The supply of gold is continually inflated by mining (also true for Bitcoin though the mining rate in bitcoin decreases over time).

"Large" here meaning physically large in terms of bytes, it's irrespective of the amount transferred in the tx. If you have high volume in a relatively low number of transactions and are relatively good with input/output hygiene then the actual fees paid probably won't break the bank.
World gold supply inflates at 2% per year due to mining. That's an key point of the Stock2Flow model.
Strawman. I never claimed Bitcoin is the only hedge. Certainly gold has it s place.

Lightning network fees are negligible. So that argument doesn't hold either.

Lighting network isn't really bitcoin though. More like an optional bolt on peripheral network with it's own set of issues.
It's accurate to say that lightning makes it's own tradeoffs, but it's not accurate to say it's not Bitcoin.

Every lightning transaction is just a regular bitcoin transaction that could be posted to the chain at any time-- you just don't have to, because the scripting functionality has been used so that if a counterparty posts an earlier state you can effectively cancel it.
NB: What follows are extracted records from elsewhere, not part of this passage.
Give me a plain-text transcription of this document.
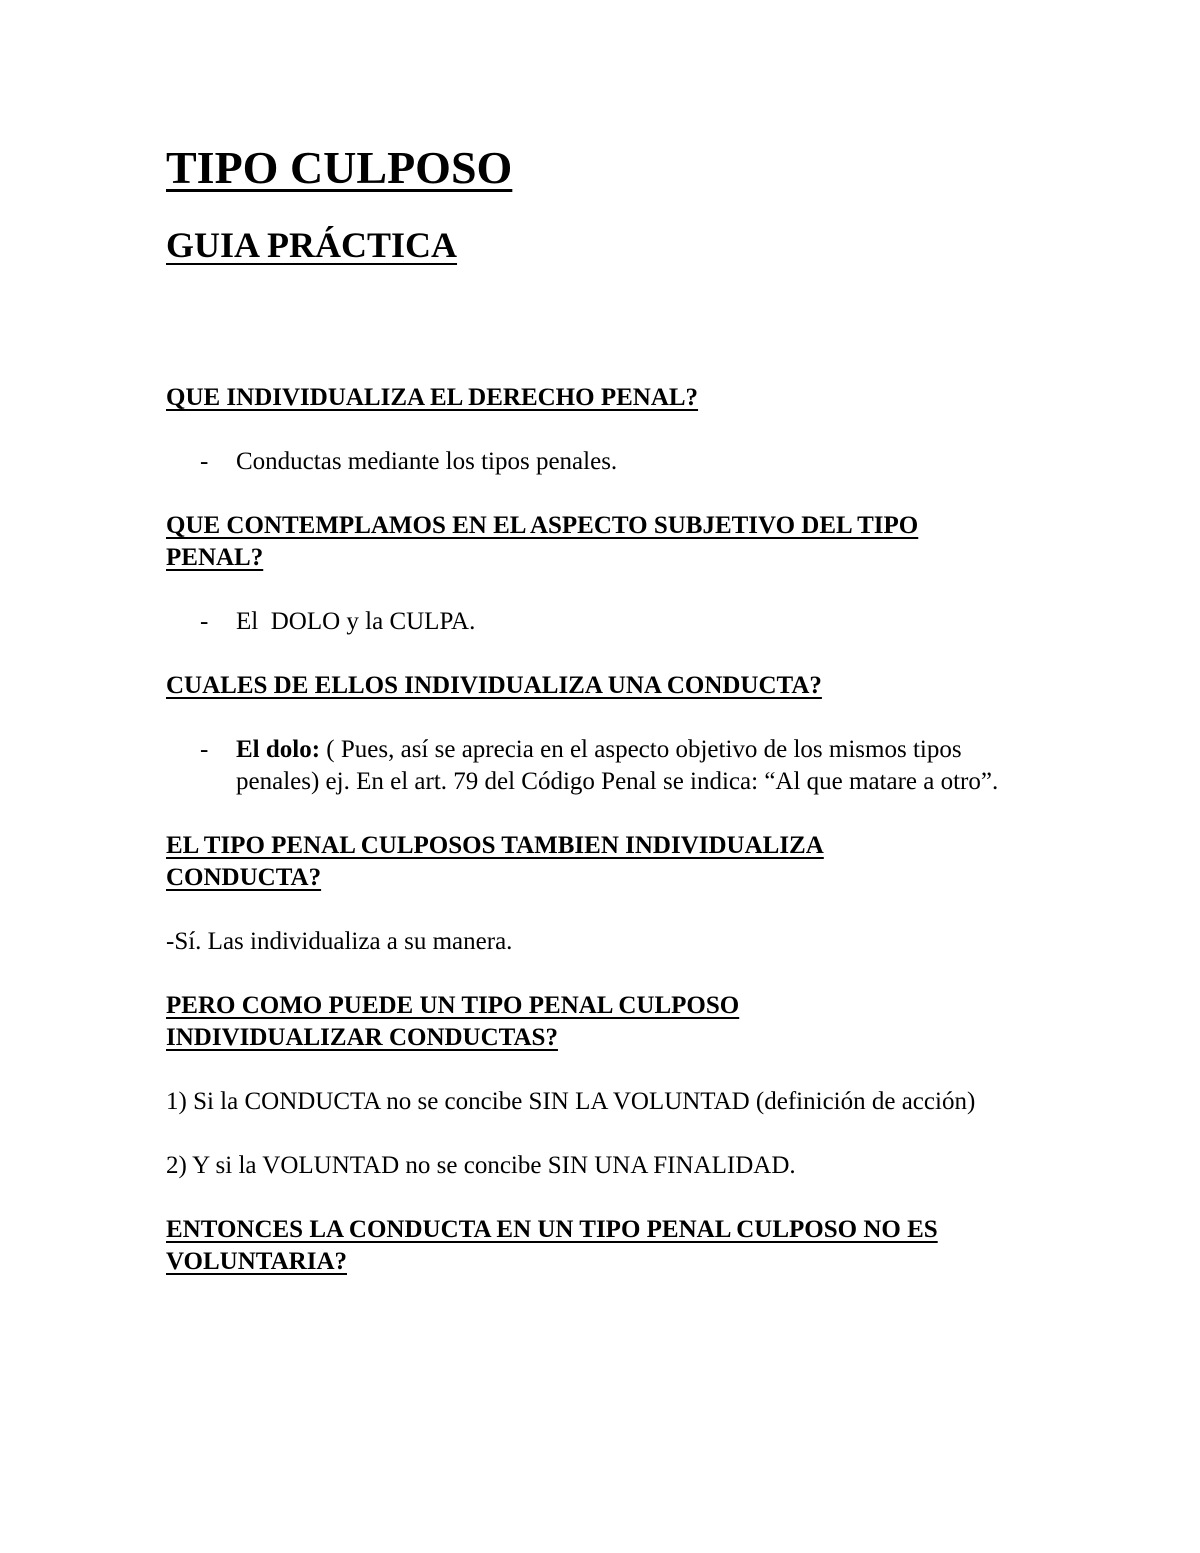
TIPO CULPOSO
GUIA PRÁCTICA

QUE INDIVIDUALIZA EL DERECHO PENAL?

-	Conductas mediante los tipos penales.

QUE CONTEMPLAMOS EN EL ASPECTO SUBJETIVO DEL TIPO PENAL?

-	El  DOLO y la CULPA.

CUALES DE ELLOS INDIVIDUALIZA UNA CONDUCTA?

-	El dolo: ( Pues, así se aprecia en el aspecto objetivo de los mismos tipos penales) ej. En el art. 79 del Código Penal se indica: “Al que matare a otro”.

EL TIPO PENAL CULPOSOS TAMBIEN INDIVIDUALIZA CONDUCTA?

-Sí. Las individualiza a su manera.

PERO COMO PUEDE UN TIPO PENAL CULPOSO INDIVIDUALIZAR CONDUCTAS?

1) Si la CONDUCTA no se concibe SIN LA VOLUNTAD (definición de acción)

2) Y si la VOLUNTAD no se concibe SIN UNA FINALIDAD.

ENTONCES LA CONDUCTA EN UN TIPO PENAL CULPOSO NO ES VOLUNTARIA?
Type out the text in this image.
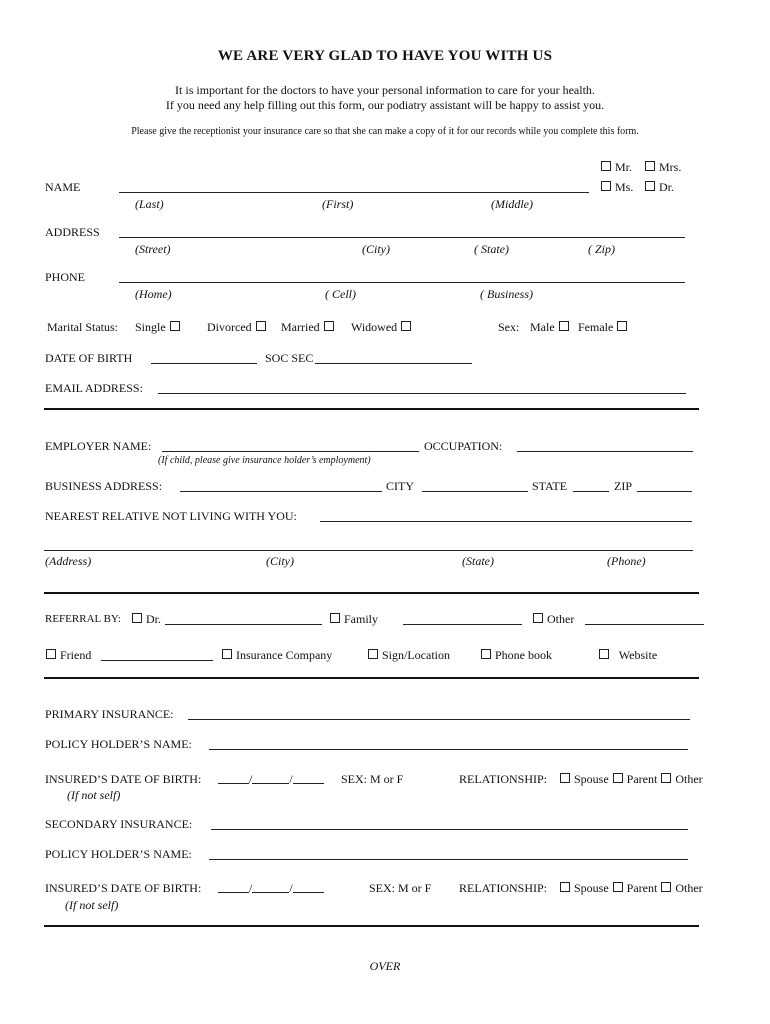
WE ARE VERY GLAD TO HAVE YOU WITH US
It is important for the doctors to have your personal information to care for your health.
If you need any help filling out this form, our podiatry assistant will be happy to assist you.
Please give the receptionist your insurance care so that she can make a copy of it for our records while you complete this form.
Mr.	Mrs.
Ms.	Dr.
NAME
(Last)	(First)	(Middle)
ADDRESS
(Street)	(City)	( State)	( Zip)
PHONE
(Home)	( Cell)	( Business)
Marital Status: Single	Divorced	Married	Widowed	Sex: Male	Female
DATE OF BIRTH	SOC SEC
EMAIL ADDRESS:
EMPLOYER NAME:
(If child, please give insurance holder’s employment)
OCCUPATION:
BUSINESS ADDRESS:	CITY	STATE	ZIP
NEAREST RELATIVE NOT LIVING WITH YOU:
(Address)	(City)	(State)	(Phone)
REFERRAL BY:	Dr.	Family	Other
Friend	Insurance Company	Sign/Location	Phone book	Website
PRIMARY INSURANCE:
POLICY HOLDER’S NAME:
INSURED’S DATE OF BIRTH:	/	/
(If not self)
SEX: M or F	RELATIONSHIP:	Spouse Parent Other
SECONDARY INSURANCE:
POLICY HOLDER’S NAME:
INSURED’S DATE OF BIRTH:	/	/
(If not self)
SEX: M or F RELATIONSHIP:	Spouse Parent Other
OVER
The switch to deferring updates unless there is a dispute gives a massive advantage to scaling (e.g. number of tx per second possible goes up the more users there are rather than being a global constant), instantaneouness of transaction irreversability (as fast as the involved parties can make a couple round trips, vs an hour for multiple confirmations), and potentially privacy (since not every update is globally broadcast). But these benefits come at a considerable cost of requiring a degree of active monitoring so if a counterparty posts an outdated state your software can respond, along with additional software complexity, etc.

For some applications the benefits are well worth the costs, for others they aren't.

To say it's not bitcoin is like saying multisignature transactions aren't bitcoin. In both cases they're ways of using the existing functionality. In both cases they require some additional software and different approaches. In both cases they use functionality built into the protocol which was intended for their purposes (payment channels being a concept originally described by Satoshi, and specifically accommodated in the transaction format). And in both cases they change the tradeoff surface somewhat.